THE Hollywood sexual abuse scandal widened yesterday after 38 women were said to have accused US film director James Toback of unwanted sexual encounters over a period of decades.
Toback reeled them in with boasts about his movie career and connections, as well as claims he could make them a star, according to their accounts to the Los Angeles Times.
But in meetings framed as interviews or auditions, he allegedly would turn disturbingly personal, with questions veering to masturbation and pubic hair, the Times said.
“He told me he’d love nothing more than to masturbate while looking into my eyes,” Louise Post, who met Toback in 1987 while attending Barnard College, told the Times.

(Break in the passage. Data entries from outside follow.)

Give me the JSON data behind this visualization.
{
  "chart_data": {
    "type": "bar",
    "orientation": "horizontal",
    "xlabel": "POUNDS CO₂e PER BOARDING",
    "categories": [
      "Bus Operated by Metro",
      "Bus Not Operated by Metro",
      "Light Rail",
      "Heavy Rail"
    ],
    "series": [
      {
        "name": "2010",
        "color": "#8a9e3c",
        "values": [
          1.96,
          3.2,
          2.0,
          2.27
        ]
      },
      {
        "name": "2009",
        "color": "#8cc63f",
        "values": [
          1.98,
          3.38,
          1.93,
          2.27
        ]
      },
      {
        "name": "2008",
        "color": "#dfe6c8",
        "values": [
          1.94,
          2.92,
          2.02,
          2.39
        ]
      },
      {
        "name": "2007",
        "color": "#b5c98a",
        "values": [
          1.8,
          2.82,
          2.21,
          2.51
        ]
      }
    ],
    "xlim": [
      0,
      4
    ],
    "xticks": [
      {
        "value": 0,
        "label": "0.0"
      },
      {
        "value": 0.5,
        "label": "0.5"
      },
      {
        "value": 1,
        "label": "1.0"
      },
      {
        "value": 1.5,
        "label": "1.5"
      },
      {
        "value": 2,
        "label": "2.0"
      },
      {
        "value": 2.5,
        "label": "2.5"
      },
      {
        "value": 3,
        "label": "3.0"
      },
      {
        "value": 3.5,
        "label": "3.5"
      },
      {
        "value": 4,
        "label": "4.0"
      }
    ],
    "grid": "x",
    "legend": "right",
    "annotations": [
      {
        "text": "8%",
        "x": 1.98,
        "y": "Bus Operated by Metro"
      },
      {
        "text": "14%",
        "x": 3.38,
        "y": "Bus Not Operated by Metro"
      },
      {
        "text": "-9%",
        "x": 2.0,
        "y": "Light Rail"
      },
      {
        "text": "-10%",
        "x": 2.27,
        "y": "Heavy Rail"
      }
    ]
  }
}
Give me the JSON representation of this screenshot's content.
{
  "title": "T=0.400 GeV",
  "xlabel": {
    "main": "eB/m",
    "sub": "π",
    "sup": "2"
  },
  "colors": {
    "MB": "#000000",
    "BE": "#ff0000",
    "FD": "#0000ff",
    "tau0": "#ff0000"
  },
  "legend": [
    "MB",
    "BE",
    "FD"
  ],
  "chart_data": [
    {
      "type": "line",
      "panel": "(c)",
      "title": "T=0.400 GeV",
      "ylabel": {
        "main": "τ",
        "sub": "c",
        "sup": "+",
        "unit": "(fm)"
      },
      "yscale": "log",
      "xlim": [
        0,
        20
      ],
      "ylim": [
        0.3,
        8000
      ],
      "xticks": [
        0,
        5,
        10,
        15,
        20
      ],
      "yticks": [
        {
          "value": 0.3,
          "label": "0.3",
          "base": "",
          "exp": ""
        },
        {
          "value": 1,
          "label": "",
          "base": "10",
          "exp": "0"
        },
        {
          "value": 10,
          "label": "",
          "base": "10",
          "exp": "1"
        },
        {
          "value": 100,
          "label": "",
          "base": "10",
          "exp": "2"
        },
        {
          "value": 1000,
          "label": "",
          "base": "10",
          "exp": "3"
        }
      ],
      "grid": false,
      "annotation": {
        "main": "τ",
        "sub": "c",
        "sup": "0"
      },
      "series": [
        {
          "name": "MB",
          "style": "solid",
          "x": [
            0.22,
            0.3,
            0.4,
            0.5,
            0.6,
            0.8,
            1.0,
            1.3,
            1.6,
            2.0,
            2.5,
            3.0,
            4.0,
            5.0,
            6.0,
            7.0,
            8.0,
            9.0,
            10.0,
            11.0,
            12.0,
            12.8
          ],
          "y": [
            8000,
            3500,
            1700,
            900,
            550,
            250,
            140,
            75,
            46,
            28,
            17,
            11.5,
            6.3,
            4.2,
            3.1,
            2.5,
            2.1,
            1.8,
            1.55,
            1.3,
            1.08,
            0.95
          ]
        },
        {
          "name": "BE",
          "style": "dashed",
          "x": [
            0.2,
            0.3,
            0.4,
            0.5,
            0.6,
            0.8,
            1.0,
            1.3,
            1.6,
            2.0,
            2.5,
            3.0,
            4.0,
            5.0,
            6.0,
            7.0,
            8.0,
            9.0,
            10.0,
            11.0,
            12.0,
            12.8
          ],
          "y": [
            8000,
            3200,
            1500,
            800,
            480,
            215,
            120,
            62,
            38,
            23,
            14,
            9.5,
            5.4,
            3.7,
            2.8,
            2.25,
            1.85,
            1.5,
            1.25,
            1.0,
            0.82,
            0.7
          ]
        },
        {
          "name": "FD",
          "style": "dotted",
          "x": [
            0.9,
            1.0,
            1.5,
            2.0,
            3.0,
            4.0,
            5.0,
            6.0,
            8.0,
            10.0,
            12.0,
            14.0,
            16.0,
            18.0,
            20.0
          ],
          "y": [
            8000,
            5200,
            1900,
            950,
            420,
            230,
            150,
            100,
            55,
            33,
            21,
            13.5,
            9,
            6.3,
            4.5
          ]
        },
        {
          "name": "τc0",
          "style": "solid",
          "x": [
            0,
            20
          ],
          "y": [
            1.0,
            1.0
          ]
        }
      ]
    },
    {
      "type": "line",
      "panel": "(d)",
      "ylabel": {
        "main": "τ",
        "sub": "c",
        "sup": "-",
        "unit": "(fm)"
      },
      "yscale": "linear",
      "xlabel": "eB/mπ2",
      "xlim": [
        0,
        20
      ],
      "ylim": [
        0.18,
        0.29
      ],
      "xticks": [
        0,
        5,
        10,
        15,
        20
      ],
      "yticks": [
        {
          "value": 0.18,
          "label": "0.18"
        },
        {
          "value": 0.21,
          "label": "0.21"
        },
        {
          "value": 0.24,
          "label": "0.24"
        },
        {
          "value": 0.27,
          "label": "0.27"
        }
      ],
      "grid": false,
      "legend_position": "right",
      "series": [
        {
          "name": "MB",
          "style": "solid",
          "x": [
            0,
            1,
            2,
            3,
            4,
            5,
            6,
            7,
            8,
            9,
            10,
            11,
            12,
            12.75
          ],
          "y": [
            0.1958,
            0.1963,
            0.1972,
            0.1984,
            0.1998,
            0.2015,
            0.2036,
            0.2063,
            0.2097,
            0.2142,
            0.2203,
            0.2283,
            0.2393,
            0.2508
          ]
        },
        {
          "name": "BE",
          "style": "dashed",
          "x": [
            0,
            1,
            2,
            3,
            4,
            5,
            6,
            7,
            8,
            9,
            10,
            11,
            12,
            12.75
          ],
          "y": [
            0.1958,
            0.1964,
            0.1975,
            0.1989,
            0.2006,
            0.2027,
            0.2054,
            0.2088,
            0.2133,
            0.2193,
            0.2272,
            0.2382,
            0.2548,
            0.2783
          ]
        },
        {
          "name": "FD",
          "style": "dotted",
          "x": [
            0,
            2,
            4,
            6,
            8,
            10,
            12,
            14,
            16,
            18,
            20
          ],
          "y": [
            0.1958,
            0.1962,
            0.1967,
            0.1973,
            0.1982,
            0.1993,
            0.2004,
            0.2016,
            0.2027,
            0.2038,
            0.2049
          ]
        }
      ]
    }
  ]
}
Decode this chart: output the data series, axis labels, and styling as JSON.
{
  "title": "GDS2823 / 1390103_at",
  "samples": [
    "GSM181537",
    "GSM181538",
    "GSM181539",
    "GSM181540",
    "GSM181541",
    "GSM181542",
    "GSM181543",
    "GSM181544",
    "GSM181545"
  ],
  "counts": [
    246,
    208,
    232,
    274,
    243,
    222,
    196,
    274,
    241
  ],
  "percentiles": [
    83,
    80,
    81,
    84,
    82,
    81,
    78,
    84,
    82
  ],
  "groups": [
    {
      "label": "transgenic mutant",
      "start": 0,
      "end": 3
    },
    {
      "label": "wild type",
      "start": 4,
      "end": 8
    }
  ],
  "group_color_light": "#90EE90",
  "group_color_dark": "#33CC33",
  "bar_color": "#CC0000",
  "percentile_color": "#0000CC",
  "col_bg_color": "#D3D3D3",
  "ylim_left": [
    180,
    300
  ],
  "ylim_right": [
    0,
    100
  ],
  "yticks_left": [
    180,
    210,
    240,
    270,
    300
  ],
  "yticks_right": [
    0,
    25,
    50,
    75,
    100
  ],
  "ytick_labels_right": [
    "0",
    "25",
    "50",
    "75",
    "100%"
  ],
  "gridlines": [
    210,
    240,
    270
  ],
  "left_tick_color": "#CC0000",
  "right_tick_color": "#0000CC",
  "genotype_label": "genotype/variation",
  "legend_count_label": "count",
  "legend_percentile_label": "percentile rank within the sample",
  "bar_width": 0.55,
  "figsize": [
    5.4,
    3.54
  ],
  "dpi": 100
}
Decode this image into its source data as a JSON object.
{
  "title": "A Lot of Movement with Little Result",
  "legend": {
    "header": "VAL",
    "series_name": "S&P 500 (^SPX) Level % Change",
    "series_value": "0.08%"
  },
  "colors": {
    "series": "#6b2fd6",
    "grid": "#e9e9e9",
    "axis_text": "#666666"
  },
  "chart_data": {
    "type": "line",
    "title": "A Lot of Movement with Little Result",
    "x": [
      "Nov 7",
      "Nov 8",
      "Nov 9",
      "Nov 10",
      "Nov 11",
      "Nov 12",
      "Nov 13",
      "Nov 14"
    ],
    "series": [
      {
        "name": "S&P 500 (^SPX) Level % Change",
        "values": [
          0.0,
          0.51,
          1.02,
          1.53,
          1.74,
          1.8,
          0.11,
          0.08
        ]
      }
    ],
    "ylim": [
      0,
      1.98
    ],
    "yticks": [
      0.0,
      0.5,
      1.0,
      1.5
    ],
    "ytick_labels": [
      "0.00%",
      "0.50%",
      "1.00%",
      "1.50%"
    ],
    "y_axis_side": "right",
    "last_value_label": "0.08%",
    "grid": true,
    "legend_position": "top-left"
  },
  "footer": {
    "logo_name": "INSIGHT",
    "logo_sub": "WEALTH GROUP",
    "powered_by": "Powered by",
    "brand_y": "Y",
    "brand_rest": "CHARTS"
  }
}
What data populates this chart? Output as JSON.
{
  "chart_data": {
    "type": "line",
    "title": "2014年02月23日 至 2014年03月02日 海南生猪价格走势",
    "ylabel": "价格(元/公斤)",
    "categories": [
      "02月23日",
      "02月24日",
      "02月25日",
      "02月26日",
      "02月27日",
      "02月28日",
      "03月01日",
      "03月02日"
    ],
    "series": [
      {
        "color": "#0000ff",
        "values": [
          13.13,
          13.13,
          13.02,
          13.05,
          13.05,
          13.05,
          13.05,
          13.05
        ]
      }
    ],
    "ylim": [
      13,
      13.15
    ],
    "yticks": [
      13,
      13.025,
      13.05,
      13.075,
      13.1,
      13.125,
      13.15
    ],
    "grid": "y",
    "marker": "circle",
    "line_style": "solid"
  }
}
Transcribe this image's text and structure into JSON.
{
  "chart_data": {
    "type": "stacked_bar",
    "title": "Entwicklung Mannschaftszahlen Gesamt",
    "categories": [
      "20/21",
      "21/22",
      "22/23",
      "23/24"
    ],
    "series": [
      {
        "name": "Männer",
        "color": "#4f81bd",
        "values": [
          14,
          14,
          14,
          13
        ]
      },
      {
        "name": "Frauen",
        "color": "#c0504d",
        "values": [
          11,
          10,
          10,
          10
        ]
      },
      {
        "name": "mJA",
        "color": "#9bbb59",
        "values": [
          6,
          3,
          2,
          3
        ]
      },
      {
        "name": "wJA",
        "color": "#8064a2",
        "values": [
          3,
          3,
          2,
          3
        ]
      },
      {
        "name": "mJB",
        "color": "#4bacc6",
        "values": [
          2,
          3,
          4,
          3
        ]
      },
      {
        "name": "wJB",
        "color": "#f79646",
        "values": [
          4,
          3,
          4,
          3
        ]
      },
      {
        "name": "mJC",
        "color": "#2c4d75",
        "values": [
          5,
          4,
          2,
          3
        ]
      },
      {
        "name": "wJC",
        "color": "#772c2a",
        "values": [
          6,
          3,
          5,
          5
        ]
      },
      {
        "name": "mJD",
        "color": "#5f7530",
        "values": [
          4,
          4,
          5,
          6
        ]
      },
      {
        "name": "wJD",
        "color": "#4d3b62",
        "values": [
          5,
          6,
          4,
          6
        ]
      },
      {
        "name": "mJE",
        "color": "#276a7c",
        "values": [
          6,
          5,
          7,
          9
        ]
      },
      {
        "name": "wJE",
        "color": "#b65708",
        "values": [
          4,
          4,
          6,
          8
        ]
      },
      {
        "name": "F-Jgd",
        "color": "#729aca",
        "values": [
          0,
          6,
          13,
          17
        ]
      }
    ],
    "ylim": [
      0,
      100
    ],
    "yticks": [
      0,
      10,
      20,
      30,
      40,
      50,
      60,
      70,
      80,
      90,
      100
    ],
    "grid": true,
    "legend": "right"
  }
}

Toback denied the allegations, telling the Times he had never met the women, or if he did, it “was for five minutes and (I) have no recollection”. His representatives did not immediately respond to requests for comment.
Toback, now 72, has been a writer and film director since 1974. His most recent movie, The Private Life of a Modern Woman, starring Sienna Miller, premiered this year at the Venice Film Festival.
In 1987, he made the semi-autobiographical The Pick-up Artist and other credits include the Oscar-nominated screenplay for Bugsy, directed by Barry Levinson and starring Warren Beatty and Annette Bening.
The Times said it interviewed all 38 women who came forth separately – 31 of them on the record – as well as people they had spoken with about the incidents at the time.
None had reported the encounters to the police at the time. – AFP, October 24, 2017.